Oil pump, connecting shaft and nylon seal, rear main seal, & a pan gasket; I am hoping is all it takes and to be running by Sunday.
I'm pretty sure this is not the original block in the car, can someone decode the block numbers for me?
Looks lIke T1IOICRX & 12B55071. It's a 454, 2 bolt main.
this is when oil with ZDDP can save the day.
.
had the same snapped shaft in my 289 67, new pump/shaft runs good now.
drove it 2 mi no psi
my theory is this:
why take off the caps? either it knocks w/new pump or it doesn't. if it does, rebuilt it, if it doesn't, drive it.
this is when oil with ZDDP can save the day.
.
had the same snapped shaft in my 289 67, new pump/shaft runs good now.
drove it 2 mi no psi
my theory is this:
why take off the caps? either it knocks w/new pump or it doesn't. if it does, rebuilt it, if it doesn't, drive it.
Sounds awfully familiar to what i did to my motor. Ended up just replacing the whole thing. But if you only need the pump and the knock goes away, I say go for it. Best of luck to you.
If the bearings are trashed, why waste your time putting it back together if you'll just be tearing it apart again.
1st i recommend a frame off resto!
but if u want to drive it, and it doesn't knock why care if they look "trashed?
Of course for a customers' car, i recommend a full rebuild
do u knowhow much time it takes to inspect bearings under the car? for u, i say :
get under there and inspect away. i can throw the pan on and test it before u are halfway done.
get under there and inspect away. i can throw the pan on and test it before u are halfway done.
Why spend a few extra hours inspecting when you can risk ventilating your block? If it were mine I'd sure take the time to inspect the bearings.... but that's just me.

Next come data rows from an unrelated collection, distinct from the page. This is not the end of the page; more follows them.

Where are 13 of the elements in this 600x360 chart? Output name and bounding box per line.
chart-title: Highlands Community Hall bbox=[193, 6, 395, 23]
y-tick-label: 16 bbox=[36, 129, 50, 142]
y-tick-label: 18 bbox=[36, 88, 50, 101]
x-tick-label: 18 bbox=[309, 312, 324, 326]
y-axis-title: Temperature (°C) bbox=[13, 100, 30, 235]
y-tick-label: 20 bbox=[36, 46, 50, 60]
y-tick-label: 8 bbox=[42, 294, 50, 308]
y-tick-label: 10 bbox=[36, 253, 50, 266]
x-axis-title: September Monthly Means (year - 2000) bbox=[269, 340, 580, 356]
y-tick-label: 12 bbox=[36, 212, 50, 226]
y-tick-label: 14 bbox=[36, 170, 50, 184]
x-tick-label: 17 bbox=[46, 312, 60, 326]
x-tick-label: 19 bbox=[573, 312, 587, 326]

Why spend a few extra hours inspecting when you can risk ventilating your block? If it were mine I'd sure take the time to inspect the bearings.... but that's just me.
A friend of mine had a car that started knocking, so he pulled over and shut it off and had it towed home. After he got it home he decided to start it. I guess he was hoping that it fixed itself while being towed. It broke a connecting rod the second it fired up. Apparantly the bearing that was knocking had siezed to the crank when it cooled down.